MS-Bench Multi-reference Identity Preservation

Method CLIP-T DINO mIoU AP
GLIGEN 0.309 0.454 0.868 0.751
MS-Diffusion 0.336 0.555 0.466 0.108
MUSE 0.320 0.619 0.698 0.352
Ours 0.333 0.660 0.889 0.789

Achieves superior results in both identity preservation (DINO) and spatial accuracy (mIoU, AP), breaking the trade-off between these two dimensions found in previous methods.

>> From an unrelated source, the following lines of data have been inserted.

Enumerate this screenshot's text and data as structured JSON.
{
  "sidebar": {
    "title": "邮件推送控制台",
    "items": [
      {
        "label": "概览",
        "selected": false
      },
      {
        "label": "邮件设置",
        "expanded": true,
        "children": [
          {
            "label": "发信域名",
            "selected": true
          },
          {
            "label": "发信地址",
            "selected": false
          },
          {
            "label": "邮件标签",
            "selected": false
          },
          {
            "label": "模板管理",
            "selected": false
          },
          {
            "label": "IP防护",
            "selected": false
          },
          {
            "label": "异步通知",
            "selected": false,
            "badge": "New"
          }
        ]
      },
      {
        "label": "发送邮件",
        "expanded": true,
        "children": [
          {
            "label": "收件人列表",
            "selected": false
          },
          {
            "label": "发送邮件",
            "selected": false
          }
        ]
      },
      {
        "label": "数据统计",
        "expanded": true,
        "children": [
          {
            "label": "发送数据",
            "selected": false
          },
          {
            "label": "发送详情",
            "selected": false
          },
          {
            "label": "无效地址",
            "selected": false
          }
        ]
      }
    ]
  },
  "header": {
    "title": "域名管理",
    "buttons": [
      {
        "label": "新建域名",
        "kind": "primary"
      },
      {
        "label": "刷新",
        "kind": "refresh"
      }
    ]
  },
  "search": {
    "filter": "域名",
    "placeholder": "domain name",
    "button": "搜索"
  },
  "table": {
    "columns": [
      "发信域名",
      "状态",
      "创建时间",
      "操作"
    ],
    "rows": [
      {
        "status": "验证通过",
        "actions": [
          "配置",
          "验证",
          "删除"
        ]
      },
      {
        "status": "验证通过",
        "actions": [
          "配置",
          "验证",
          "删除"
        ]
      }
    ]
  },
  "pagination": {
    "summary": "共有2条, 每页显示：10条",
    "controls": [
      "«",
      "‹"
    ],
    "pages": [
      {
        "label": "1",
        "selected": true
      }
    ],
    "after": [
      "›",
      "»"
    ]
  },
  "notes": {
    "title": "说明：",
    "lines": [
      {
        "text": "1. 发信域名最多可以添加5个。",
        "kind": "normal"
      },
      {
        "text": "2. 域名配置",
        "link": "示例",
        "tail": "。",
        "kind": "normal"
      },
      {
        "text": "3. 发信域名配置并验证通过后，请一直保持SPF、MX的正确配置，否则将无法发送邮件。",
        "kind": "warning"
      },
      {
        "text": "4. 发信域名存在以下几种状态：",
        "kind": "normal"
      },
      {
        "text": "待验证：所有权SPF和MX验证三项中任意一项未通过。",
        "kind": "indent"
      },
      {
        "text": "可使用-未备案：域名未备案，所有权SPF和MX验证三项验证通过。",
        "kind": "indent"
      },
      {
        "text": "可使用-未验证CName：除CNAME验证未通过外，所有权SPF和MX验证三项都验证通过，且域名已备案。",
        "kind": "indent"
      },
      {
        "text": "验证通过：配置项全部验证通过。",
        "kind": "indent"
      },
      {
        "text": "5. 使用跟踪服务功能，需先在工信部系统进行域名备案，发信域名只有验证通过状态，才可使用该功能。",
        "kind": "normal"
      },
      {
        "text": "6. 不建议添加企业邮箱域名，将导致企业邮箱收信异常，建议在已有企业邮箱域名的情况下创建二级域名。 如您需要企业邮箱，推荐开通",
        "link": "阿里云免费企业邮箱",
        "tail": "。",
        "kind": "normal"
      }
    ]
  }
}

Ablation: General Capability Retention

Layout training does not significantly harm general capabilities: MMBench 81.4 (on par with Bagel Base), GenEval 0.88 (slightly better than Base's 0.86). DreamBench single/multi-target DINO reach 0.677/0.506 respectively, both being SOTA.

Highlights & Insights

  • Minimalist Unified Design: Layout information is fully encoded as text tokens without layout encoders, regional attention, or task branches, elegantly unifying spatial control with multimodal understanding.
  • Tunable Coordinate-CFG: Flexible control over the balance between layout precision and visual quality via inference-time CFG scale; optimal values can be set independently for different tasks.
  • Large-scale Dataset Contribution: ConsistCompose3M fills the gap in datasets jointly annotated with layout and identity.
  • Zero Loss in General Capabilities: General metrics like MMBench/GenEval remain stable or slightly improve after layout training, proving that unified training does not sacrifice existing capabilities.

Limitations & Future Work

  • Currently only supports bounding box-level spatial control; does not support finer spatial descriptions like semantic segmentation or keypoints.
  • Coordinate-CFG requires additional inference steps (dual-path inference with/without coordinates), increasing sampling overhead.
  • MMMU score (42.3) decreased compared to Bagel Base (46.4), suggesting that intense layout training might slightly affect cross-domain reasoning.
  • It remains unclear if three-decimal precision coordinate discretization is the optimal granularity.
  • The Bagel-based MoT architecture is large, resulting in high deployment costs and training resource requirements.
  • Richer application scenarios like interactive layout editing or progressive scene construction have not been explored.
  • vs GLIGEN/InstanceDiffusion: These use U-Net based layout fusion modules with high architectural coupling; ConsistCompose implements spatial control via a pure text interface, making it more lightweight and general.
  • vs PlanGen/LayoutSAM: These use structured spatial tokens or independent modalities to handle layouts, limited only to layout tasks; ConsistCompose unifies layout, understanding, and generation.
  • vs MS-Diffusion/MUSE: Multi-reference generation methods often compromise on either spatial accuracy or identity preservation; ConsistCompose balances both.
  • vs OmniGen2/Bagel: Unified multimodal models that lack explicit layout control; ConsistCompose completes spatial control capabilities on top of Bagel via LELG.

Rating

  • Novelty: ⭐⭐⭐⭐ — The LELG paradigm encoding layout as language tokens is simple yet effective; the Coordinate-CFG mechanism is well-designed.
  • Experimental Thoroughness: ⭐⭐⭐⭐⭐ — Covers multiple benchmarks including COCO-Position, MS-Bench, GenEval, and DreamBench, with comprehensive ablations.
  • Writing Quality: ⭐⭐⭐⭐ — Clear structure, consistent notation, high-quality figures and tables.
  • Value: ⭐⭐⭐⭐ — Provides a feasible path for adding layout control to unified multimodal models; the dataset contribution has lasting value.